The untranslatable is the world party pooper. It is the resistance of language to univocal meaning, the countless historical, political and cultural associations of words that trouble any easy traffic between languages. Apter, drawing on Barbara Cassin’s Dictionary of Untranslatables: A Philosophical Lexicon , gives examples of words that are resistant to simple rendering. There is the Portuguese saudade , which means variously nostalgia, longing, yearning, torpor, moral ambiguity, loneliness. The Russian word pravda , which is conventionally translated in English as “truth”, exists in a complex echo chamber of reference. Depending on the context, the word can allude to “democratic cosmopolitics, the topology of exile, solidarity with persecuted minorities and refugees, Russian Saint-Simonianism and Russophilic worldviews”.
The untranslatable becomes a way of thinking about the specificity of languages and cultures, the singularity of written expression in particular places at particular times. One of the paradoxes of untranslatability, of course, is that you have to try harder to understand what the other is saying, devote more resources to the effort and value successful translation all the more, precisely because it is so difficult.

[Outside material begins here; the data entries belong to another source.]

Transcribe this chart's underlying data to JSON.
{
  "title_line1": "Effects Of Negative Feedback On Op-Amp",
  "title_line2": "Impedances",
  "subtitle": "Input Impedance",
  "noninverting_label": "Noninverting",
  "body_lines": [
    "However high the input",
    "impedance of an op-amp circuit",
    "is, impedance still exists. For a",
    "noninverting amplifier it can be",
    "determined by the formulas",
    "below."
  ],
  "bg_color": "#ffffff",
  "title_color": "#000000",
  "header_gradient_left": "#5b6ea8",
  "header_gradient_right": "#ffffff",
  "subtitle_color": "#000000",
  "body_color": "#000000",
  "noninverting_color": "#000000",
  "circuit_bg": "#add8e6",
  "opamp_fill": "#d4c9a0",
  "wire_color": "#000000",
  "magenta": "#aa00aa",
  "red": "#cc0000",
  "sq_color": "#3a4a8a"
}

Apter’s philology leads directly to the politics of untranslatability of her subtitle. She coins the term “oneworldedness” to refer to “planetary paranoia marked by cyber-surveillance, cartographies of cartels, and webs of international relationality within and outside of the nation and on the edges of legality”. This is the dark side of planetary utopianism, where everything is connected by a conspiracy of intent. You join up the dots and terrorist attacks on the World Trade Center become linked to weapons of mass destruction in Iraq, and readers in public libraries requesting titles on Islam become potential jihadists. If paranoia has always been a first cousin of theory, both involving relentlessly tracking patterns, then oneworldednes involves a theory of translatability, namely that historical, political and cultural differences can all be effortlessly translated into the common language of the plot against the US. Championing the untranslatable, then, becomes a way of homing in on differences.
Against World Literature is less a tightly focused monograph dealing with a single idea than a collection of essays and reviews. Apter engages with critics such as Jacques Derrida, Eric Auerbach and Edward Said and the Moroccan poet Abdelfattah Kilito to see how “justice as translation” might work. In speculating on how seeming irreducible differences (Israel/ Palestine is mentioned a lot) might be brought to the negotiating table of language, Apter explores what the difficulty of translation might tell us about the limits and possibilities of world understanding.
Though the reader risks being interred under the falling debris of the author’s omnivorous erudition, Against World Literature is a timely and persuasive polemic. Thinking about what it means to be at the ends of the earth must lead to thinking about the ends of the earth’s inhabitants.